– Ты предоставишь ему возможность участвовать в скачках, – осторожно ответил толстяк. – Он – жокей.
Я почувствовал, как у меня задергался глаз, и для него это не прошло незамеченным. Первый раз в течение всего разговора ему удалось выбить меня из колеи.
Об этом не могло быть и речи. Ему даже не придется говорить мне, какие скачки проиграть, достаточно предупредить своего человека.
– Нам не требуется жокей, – сказал я. – У нас есть Томми Хойлэйк.
– Ваш новый жокей постепенно займет его место. Томми Хойлэйк был вторым жокеем страны и входил в число лучших двенадцати в мире. Никто не мог занять его места.
– Владельцы никогда не согласятся, – сказал я.
– Вам придется их уговорить.
– Это невозможно.
– Подумайте о будущем ваших конюшен. Наступило долгое молчание. Одна из резиновых масок переступила с ноги на ногу и вздохнула, как бы от скуки, но толстяку, казалось, торопиться было некуда. Я попросил бы его развязать мне руки, но почему-то не сомневался, что он откажется и еще получит при этом огромное удовольствие.
– Если я возьму на работу вашего жокея, конюшни в любом случае лишаются будущего, – нарушил я затянувшуюся паузу.
Он пожал плечами.
– Возможно, у вас будут мелкие неприятности, но вы уцелеете.

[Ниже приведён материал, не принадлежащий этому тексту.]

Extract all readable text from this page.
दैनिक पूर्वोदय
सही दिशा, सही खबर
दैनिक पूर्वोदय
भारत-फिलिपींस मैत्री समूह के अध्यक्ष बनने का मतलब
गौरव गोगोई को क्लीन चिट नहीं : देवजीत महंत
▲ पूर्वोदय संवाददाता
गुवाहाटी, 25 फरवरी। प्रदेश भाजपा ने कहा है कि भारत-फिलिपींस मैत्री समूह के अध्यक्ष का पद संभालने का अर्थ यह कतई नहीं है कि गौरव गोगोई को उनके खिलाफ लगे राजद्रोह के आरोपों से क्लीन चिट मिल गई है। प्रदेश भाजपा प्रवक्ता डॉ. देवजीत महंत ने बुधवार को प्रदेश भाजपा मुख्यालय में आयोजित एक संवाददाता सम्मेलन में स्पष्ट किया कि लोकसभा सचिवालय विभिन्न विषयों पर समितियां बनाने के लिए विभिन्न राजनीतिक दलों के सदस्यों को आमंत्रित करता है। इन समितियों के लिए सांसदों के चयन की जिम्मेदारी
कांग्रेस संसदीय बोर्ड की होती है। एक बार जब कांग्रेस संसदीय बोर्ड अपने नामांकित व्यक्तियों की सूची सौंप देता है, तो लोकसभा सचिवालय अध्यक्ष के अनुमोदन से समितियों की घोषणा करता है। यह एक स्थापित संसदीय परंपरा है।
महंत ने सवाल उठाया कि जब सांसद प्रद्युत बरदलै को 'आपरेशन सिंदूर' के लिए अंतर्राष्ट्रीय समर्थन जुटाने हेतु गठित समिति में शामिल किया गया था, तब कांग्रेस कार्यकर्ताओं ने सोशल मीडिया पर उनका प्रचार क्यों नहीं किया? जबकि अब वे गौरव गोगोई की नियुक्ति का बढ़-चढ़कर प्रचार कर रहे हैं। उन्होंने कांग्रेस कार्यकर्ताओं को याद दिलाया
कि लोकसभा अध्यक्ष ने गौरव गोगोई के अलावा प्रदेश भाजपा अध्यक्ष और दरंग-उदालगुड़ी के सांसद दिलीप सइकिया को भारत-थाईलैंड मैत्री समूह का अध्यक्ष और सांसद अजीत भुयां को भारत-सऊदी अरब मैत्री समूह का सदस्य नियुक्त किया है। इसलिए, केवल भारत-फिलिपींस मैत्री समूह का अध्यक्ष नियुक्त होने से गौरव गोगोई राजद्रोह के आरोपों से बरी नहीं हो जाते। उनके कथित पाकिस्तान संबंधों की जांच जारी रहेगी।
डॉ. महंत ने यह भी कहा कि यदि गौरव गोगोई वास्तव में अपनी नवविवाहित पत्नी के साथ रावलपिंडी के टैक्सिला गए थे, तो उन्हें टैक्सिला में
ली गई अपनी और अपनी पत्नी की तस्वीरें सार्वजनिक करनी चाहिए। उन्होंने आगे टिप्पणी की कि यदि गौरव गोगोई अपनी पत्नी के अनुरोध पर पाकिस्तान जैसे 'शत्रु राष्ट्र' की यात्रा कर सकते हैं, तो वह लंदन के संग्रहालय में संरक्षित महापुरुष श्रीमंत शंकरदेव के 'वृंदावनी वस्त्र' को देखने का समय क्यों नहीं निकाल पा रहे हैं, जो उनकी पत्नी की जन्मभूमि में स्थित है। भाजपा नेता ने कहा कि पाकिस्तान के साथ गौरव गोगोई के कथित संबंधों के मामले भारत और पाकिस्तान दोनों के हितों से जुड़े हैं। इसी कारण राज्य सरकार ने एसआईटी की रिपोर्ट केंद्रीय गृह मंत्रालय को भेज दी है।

– Я не могу принять вашего предложения, – сказал я. Он моргнул. Рука, державшая пистолет, дрогнула.
– Я вижу, – произнес он, – ты просто меня не понял. Я ведь говорил, что отпущу тебя при одном условии. – Его ровный, спокойный тон не оставлял сомнений в серьезности этого безумного разговора. – Оно заключается в том, что ты возьмешь жокея, которого я укажу, и при этом не будешь обращаться за помощью ни к кому, включая полицию. Если ты нарушишь это условие, я уничтожу конюшни. Но... – тут он заговорил медленнее, делая ударение на каждом слове, – если ты не согласен, тебе придется остаться здесь. Навсегда.
На это нечего было возразить.
– Ты меня понял? Я вздохнул.
– Да.
– Прекрасно.
– Помнится, кто-то сказал, что он – не мелкий жулик.
Ноздри его раздулись.
– Я – оператор.
– И убийца.
– Я убиваю только в том случае, когда жертва сама настаивает.
Я уставился на него. Он смеялся про себя над своей милой шуткой – это было хорошо заметно по чуть участившемуся дыханию и дрожи в уголках губ.
«Жертва, – решил я, – не будет настаивать. Пусть себе смеется, сколько влезет».